Thai media reported that the royal command from King Maha Vajiralongkorn was published Saturday in the Royal Gazette.
The move follows a March 24 general election in which a party loyal to Thaksin claimed it won enough seats to form a coalition that would hold a majority in the House of Representatives. Final certified results will not be issued until May 9, and the Election Commission has warned there could be some disqualifications by then.
Last week, a military award Thaksin has been given was revoked by the army, with the explanation that he failed to deserve the honor.
Vajiralongkorn on election eve had issued a statement urging voters to select "good people" for public office, a message taken as implicit support for Thaksin's opponents, mainly the military-backed Palang Pracharath Party, which won the highest number of popular votes.
Thaksin, a billionaire with populist policies, became prime minister in 2001 but was ousted by a 2006 military coup.
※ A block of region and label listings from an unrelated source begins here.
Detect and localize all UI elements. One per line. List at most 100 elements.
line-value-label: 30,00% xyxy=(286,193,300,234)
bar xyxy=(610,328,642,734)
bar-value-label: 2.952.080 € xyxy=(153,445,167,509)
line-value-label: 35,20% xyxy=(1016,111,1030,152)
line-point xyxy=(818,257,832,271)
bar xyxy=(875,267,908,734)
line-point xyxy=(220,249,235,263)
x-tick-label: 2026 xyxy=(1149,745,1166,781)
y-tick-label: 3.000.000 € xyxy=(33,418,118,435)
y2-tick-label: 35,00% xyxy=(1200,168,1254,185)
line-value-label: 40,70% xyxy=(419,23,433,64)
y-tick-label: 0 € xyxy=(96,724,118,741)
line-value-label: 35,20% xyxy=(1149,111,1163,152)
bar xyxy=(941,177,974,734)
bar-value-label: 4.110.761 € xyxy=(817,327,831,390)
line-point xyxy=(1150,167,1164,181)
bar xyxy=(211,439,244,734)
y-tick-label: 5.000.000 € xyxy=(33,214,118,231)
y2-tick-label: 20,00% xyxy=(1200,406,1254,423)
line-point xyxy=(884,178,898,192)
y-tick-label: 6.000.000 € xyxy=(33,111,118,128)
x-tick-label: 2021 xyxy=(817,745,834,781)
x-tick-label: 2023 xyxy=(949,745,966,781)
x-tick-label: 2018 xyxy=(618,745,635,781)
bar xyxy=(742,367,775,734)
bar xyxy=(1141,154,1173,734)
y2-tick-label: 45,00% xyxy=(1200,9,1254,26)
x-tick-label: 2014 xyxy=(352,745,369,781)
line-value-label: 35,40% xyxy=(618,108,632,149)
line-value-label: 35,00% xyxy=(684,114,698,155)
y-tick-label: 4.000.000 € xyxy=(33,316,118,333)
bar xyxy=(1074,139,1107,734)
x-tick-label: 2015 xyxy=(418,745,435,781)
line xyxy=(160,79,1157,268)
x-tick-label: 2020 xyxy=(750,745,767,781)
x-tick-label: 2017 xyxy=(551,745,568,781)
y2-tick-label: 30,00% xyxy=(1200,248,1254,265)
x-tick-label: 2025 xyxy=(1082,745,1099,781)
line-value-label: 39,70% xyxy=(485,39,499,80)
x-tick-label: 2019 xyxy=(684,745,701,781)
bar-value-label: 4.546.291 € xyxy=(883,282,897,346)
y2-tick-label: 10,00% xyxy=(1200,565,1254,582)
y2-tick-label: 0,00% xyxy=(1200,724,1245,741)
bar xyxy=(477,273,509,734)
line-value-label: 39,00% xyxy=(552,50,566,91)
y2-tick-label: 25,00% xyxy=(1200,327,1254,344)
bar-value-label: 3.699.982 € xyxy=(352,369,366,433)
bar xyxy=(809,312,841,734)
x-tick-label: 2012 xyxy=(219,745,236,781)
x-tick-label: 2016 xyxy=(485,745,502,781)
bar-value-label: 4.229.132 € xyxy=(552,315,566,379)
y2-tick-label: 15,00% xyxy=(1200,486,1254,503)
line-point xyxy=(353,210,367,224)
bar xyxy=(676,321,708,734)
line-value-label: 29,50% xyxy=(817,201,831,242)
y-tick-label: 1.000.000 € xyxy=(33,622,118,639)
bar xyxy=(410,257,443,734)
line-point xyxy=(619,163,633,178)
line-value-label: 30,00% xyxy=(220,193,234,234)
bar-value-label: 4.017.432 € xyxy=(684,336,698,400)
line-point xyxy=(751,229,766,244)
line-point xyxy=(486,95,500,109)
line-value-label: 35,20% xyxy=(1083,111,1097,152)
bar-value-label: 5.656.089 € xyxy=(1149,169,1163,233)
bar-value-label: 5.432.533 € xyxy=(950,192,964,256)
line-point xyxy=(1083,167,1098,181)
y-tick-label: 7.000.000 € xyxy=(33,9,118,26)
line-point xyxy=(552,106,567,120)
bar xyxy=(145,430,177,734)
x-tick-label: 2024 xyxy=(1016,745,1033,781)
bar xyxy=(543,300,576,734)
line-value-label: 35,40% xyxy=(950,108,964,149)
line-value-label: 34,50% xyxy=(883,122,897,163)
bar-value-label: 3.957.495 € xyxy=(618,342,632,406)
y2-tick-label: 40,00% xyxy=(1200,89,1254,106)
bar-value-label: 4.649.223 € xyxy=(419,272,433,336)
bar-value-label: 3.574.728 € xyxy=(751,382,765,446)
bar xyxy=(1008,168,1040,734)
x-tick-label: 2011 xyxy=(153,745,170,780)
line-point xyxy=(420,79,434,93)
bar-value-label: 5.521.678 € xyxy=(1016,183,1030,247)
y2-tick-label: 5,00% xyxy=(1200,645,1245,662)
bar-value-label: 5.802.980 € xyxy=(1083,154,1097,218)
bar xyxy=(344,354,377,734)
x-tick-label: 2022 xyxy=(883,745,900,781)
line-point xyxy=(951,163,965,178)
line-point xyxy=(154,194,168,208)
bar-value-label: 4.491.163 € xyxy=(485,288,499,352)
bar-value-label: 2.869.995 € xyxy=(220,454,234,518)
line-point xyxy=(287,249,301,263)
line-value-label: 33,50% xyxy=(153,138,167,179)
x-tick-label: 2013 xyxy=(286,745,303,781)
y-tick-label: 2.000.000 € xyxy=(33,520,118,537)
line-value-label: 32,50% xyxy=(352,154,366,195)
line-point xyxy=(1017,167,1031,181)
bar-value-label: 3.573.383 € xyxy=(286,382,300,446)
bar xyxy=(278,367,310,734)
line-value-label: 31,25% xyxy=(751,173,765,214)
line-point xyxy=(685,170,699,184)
Abuse of power and disrespect for the monarchy were two of the accusations that were offered as justification for the coup.
The army staged another coup in 2014 against a government that had been formed by Thaksin's sister Yingluck Shinawatra, who was forced out of office on a controversial charge, later found guilty of negligence in her duties, and also fled into exile.
The 2014 coup was led by then-army commander Prayuth Chan-ocha, who has been junta chief and prime minister since then, and is the candidate of Palang Pracharath Party.
The 2006 coup set off a sometimes violent struggle for power between Thaksin's supporters and opponents, and pro-Thaksin parties staged several comebacks even though the military and other royalists have tried to dismantle his political machine.
These include changes in the constitution and election laws under the military government that were meant to handicap parties loyal to Thaksin.
The hostility of royalists toward Thaksin has been evident since he was in office, though was never expressed directly by members of the royal family, including Vajiralongkorn's father, King Bhumibol Adulyadej, who died in 2016. The royal family by tradition is above politics.
Vajiralongkorn's older sister, Princess Ubolratana, caused an uproar in February when the pro-Thaksin Thai Raksa Chart Party registered her as its nominee for prime minister. The move was initially seen as a clever ploy by Thaksin's political machine to immunize itself against charges that it opposed the monarchy. It backfired badly when the king declared it inappropriate and unconstitutional, and the party was dissolved by the courts before the election, hurting the pro-Thaksin forces.
Princess Ubolratana, however, made a high-profile appearance at the wedding reception of one of Thaksin's daughters in Hong Kong just two days before the election. Photos and video of the event showed Thaksin welcoming her warmly.
Thailand's monarchy is protected by strong lese majeste laws that make whatever is judged defamatory of the royal family punishable by three to 15 years' imprisonment.